Quinn Mills. Photo courtesy of Jamie Mills.

The UDN was also able to determine that Quinn’s mutation was de novo—meaning it didn’t come from recessive genes in Mills and Aronin, but that it had spontaneously occurred on its own. If they wanted to have another child, the chances were extremely low that it would be sick too. Their daughter, Josie, was born in June of last year and is completely healthy.

Quinn’s grandparents, Aronin's parents, are research scientists who have spent their careers studying Huntington’s Disease. When Quinn got his diagnosis, they started to research his mutation, and the family is now fundraising to hire a postdoc at The Laboratory of Cellular Neurobiology at Massachusetts General Hospital to study the mutation full time for a year. While they hope that the grandparents’ efforts will spearhead the research to find treatments for Quinn, just knowing the diagnosis provides more comfort than they've had for the last several years.

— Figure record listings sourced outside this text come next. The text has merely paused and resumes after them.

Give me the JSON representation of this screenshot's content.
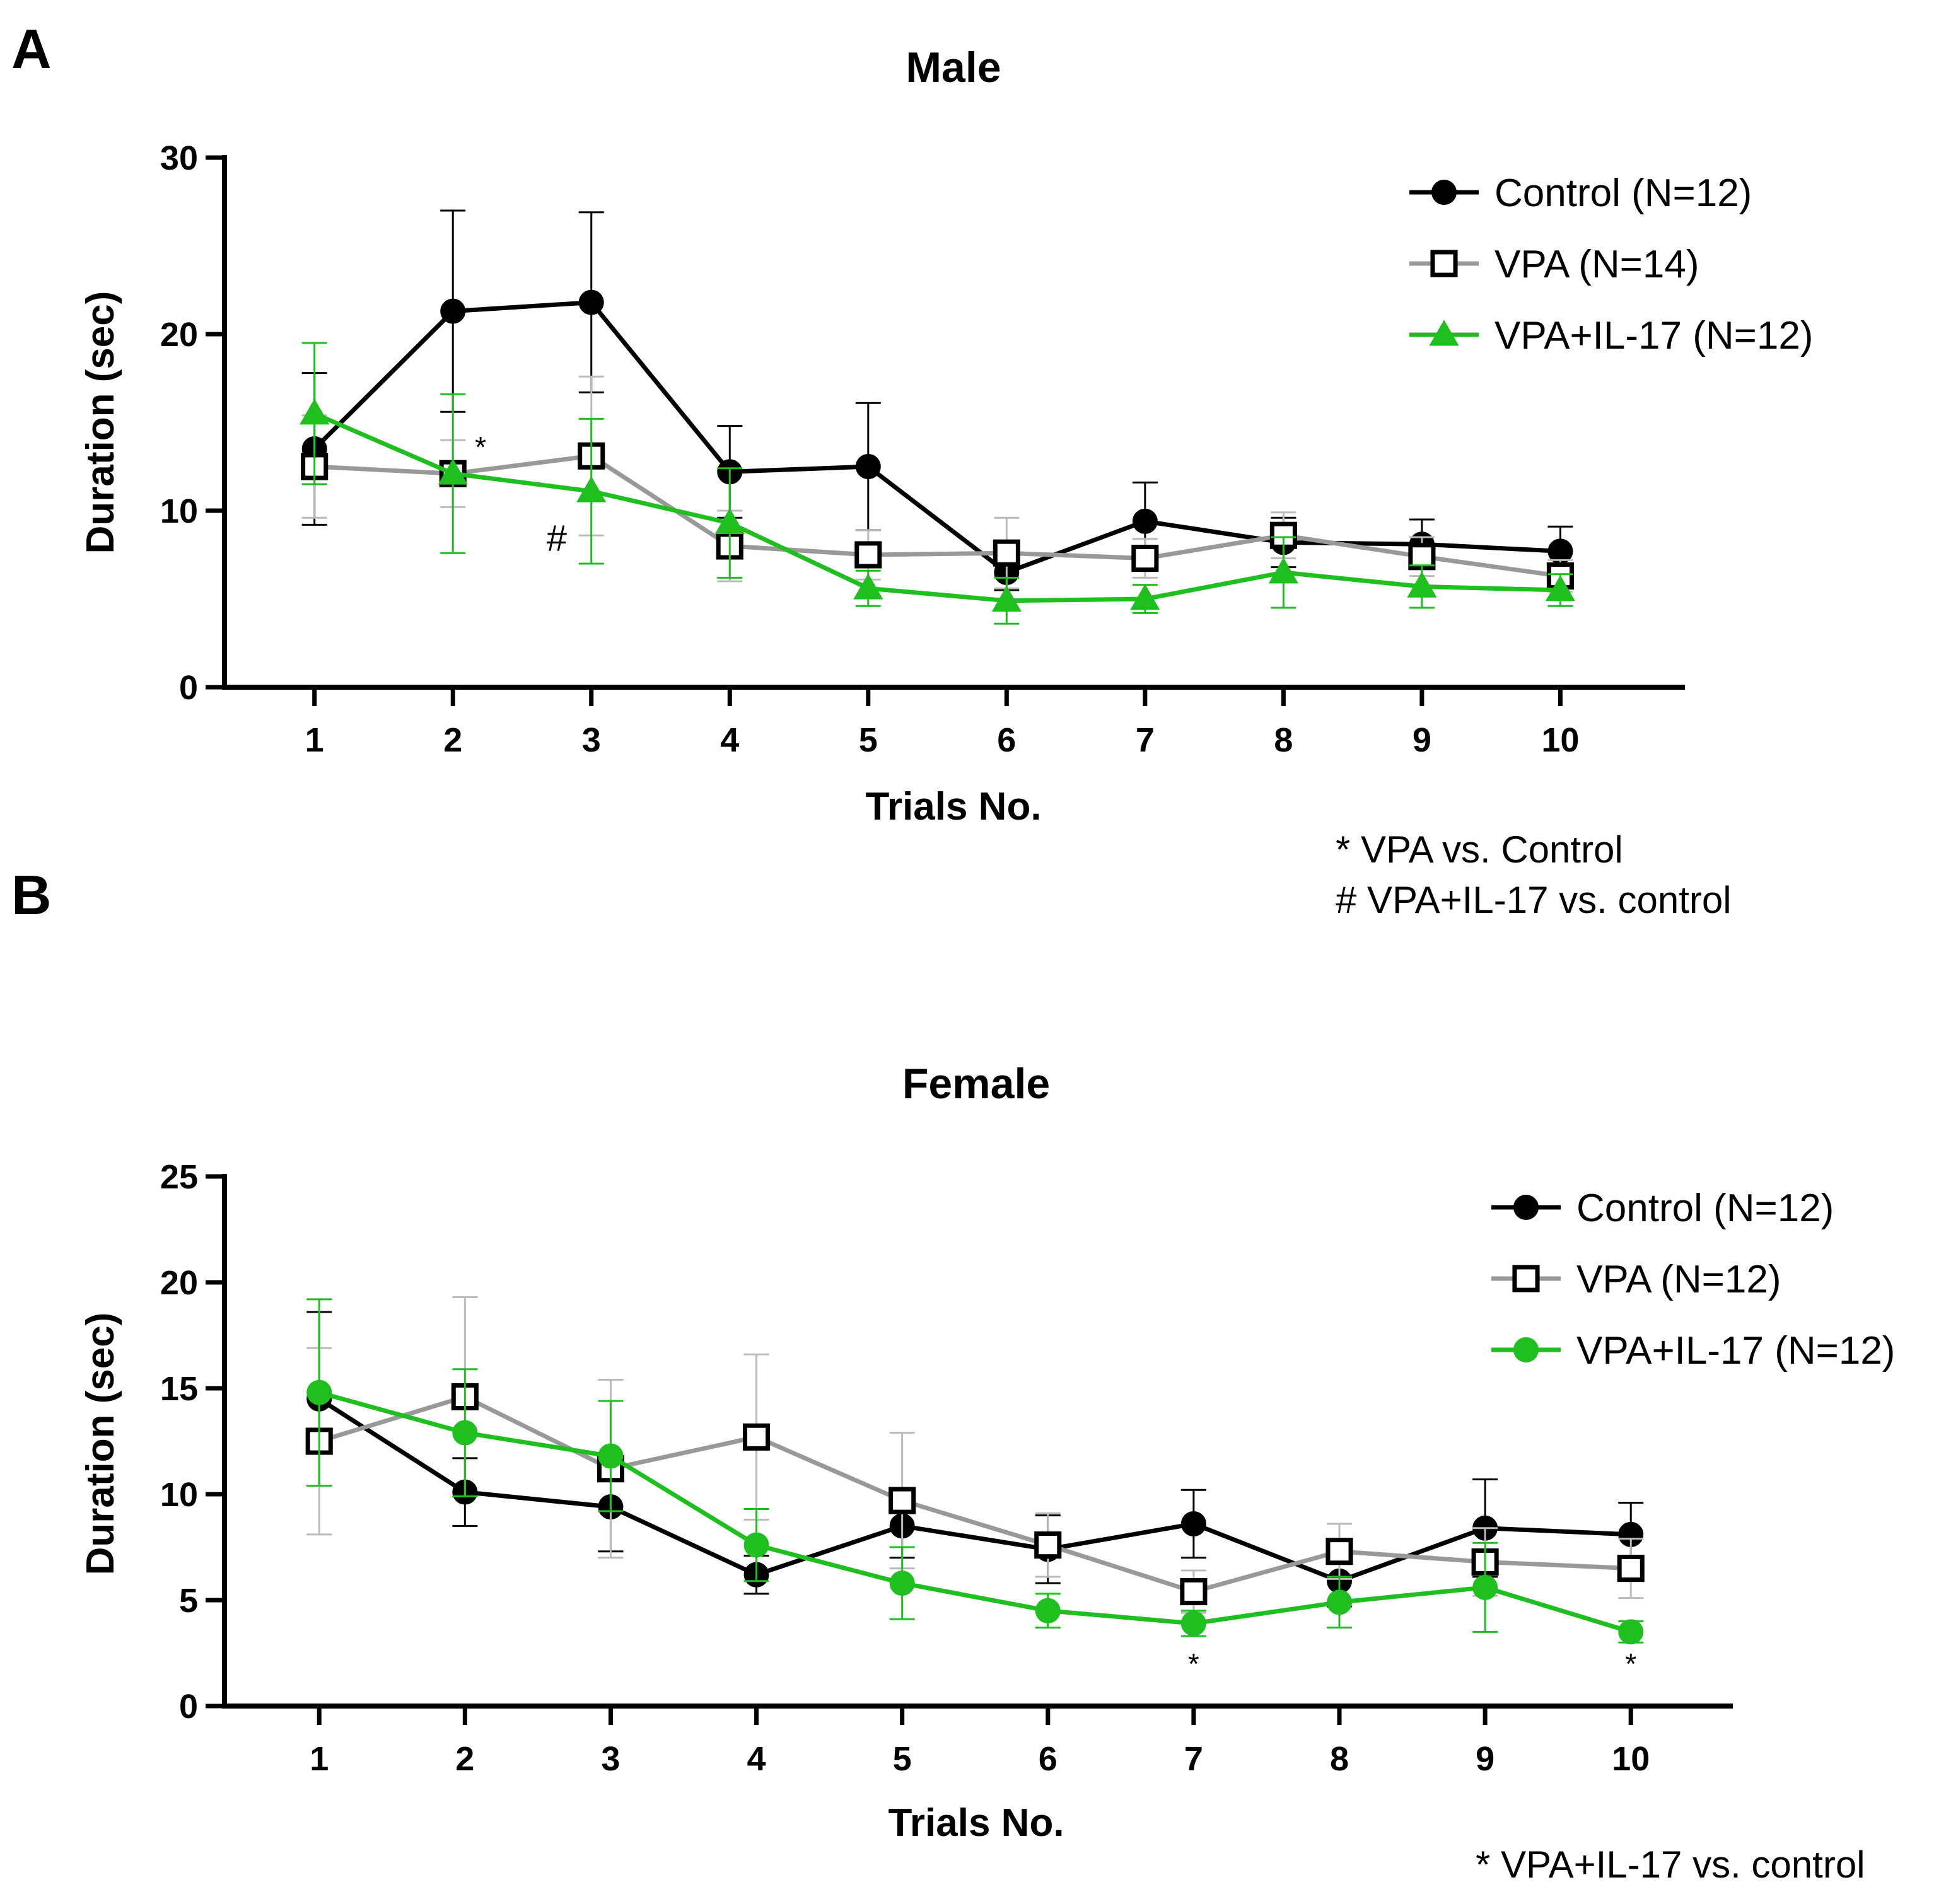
{
  "panels": {
    "a": {
      "letter": "A"
    },
    "b": {
      "letter": "B"
    }
  },
  "significance": {
    "male": [
      "* VPA vs. Control",
      "# VPA+IL-17 vs. control"
    ],
    "female": [
      "* VPA+IL-17 vs. control"
    ]
  },
  "chart_data": [
    {
      "type": "line",
      "title": "Male",
      "xlabel": "Trials No.",
      "ylabel": "Duration (sec)",
      "categories": [
        "1",
        "2",
        "3",
        "4",
        "5",
        "6",
        "7",
        "8",
        "9",
        "10"
      ],
      "xlim": [
        0.35,
        10.9
      ],
      "ylim": [
        0,
        30
      ],
      "yticks": [
        "0",
        "10",
        "20",
        "30"
      ],
      "legend_position": "top-right",
      "series": [
        {
          "name": "Control (N=12)",
          "marker": "circle",
          "color": "#000000",
          "values": [
            13.5,
            21.3,
            21.8,
            12.2,
            12.5,
            6.5,
            9.4,
            8.2,
            8.1,
            7.7
          ],
          "errors": [
            4.3,
            5.7,
            5.1,
            2.6,
            3.6,
            1.0,
            2.2,
            1.4,
            1.4,
            1.4
          ]
        },
        {
          "name": "VPA (N=14)",
          "marker": "open-square",
          "color": "#999999",
          "values": [
            12.5,
            12.1,
            13.1,
            8.0,
            7.5,
            7.6,
            7.3,
            8.6,
            7.4,
            6.3
          ],
          "errors": [
            2.9,
            1.9,
            4.5,
            2.0,
            1.4,
            2.0,
            1.1,
            1.3,
            1.1,
            0.9
          ]
        },
        {
          "name": "VPA+IL-17 (N=12)",
          "marker": "triangle",
          "color": "#1fbf1f",
          "values": [
            15.5,
            12.1,
            11.1,
            9.3,
            5.6,
            4.9,
            5.0,
            6.5,
            5.7,
            5.5
          ],
          "errors": [
            4.0,
            4.5,
            4.1,
            3.1,
            1.0,
            1.3,
            0.8,
            2.0,
            1.2,
            0.9
          ]
        }
      ],
      "annotations": [
        {
          "text": "*",
          "x": 2.2,
          "y": 13.6
        },
        {
          "text": "#",
          "x": 2.75,
          "y": 8.3
        }
      ]
    },
    {
      "type": "line",
      "title": "Female",
      "xlabel": "Trials No.",
      "ylabel": "Duration (sec)",
      "categories": [
        "1",
        "2",
        "3",
        "4",
        "5",
        "6",
        "7",
        "8",
        "9",
        "10"
      ],
      "xlim": [
        0.35,
        10.7
      ],
      "ylim": [
        0,
        25
      ],
      "yticks": [
        "0",
        "5",
        "10",
        "15",
        "20",
        "25"
      ],
      "legend_position": "top-right",
      "series": [
        {
          "name": "Control (N=12)",
          "marker": "circle",
          "color": "#000000",
          "values": [
            14.5,
            10.1,
            9.4,
            6.2,
            8.5,
            7.4,
            8.6,
            5.9,
            8.4,
            8.1
          ],
          "errors": [
            4.1,
            1.6,
            2.1,
            0.9,
            1.5,
            1.6,
            1.6,
            1.2,
            2.3,
            1.5
          ]
        },
        {
          "name": "VPA (N=12)",
          "marker": "open-square",
          "color": "#999999",
          "values": [
            12.5,
            14.6,
            11.2,
            12.7,
            9.7,
            7.6,
            5.4,
            7.3,
            6.8,
            6.5
          ],
          "errors": [
            4.4,
            4.7,
            4.2,
            3.9,
            3.2,
            1.5,
            1.0,
            1.3,
            1.6,
            1.4
          ]
        },
        {
          "name": "VPA+IL-17 (N=12)",
          "marker": "circle",
          "color": "#1fbf1f",
          "values": [
            14.8,
            12.9,
            11.8,
            7.6,
            5.8,
            4.5,
            3.9,
            4.9,
            5.6,
            3.5
          ],
          "errors": [
            4.4,
            3.0,
            2.6,
            1.7,
            1.7,
            0.8,
            0.6,
            1.2,
            2.1,
            0.5
          ]
        }
      ],
      "annotations": [
        {
          "text": "*",
          "x": 7,
          "y": 2.0
        },
        {
          "text": "*",
          "x": 10,
          "y": 2.0
        }
      ]
    }
  ]
}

"Before, I felt like we were just surviving," Mills says. "I had let go of the idea of wanting him to be like all the other kids. My wife and I just wanted him to be happy and comfortable. That's an interesting transition to make in your brain when you go from 'Oh, what college are they gonna go to and what are they gonna be when they grow up?' to 'I just want him to smile today.'"

But Quinn is like some other kids, at least a few.

There are currently a dozen people known to have the NACC1 mutation and Mills tells me he’s in touch with six other families. They’re all over the world: Canada, Ireland, Finland, France. Another child was just diagnosed in Australia.

"I remember the first time we talked to the first two families, I remember it being really monumental for all of us," Mills says. "To know that there's somebody else out there that's going through extremely similar situations, It's been really helpful to have that, and to be able to understand what everybody's going through. It's been remarkable. We have a name, and something we can put our hands around.”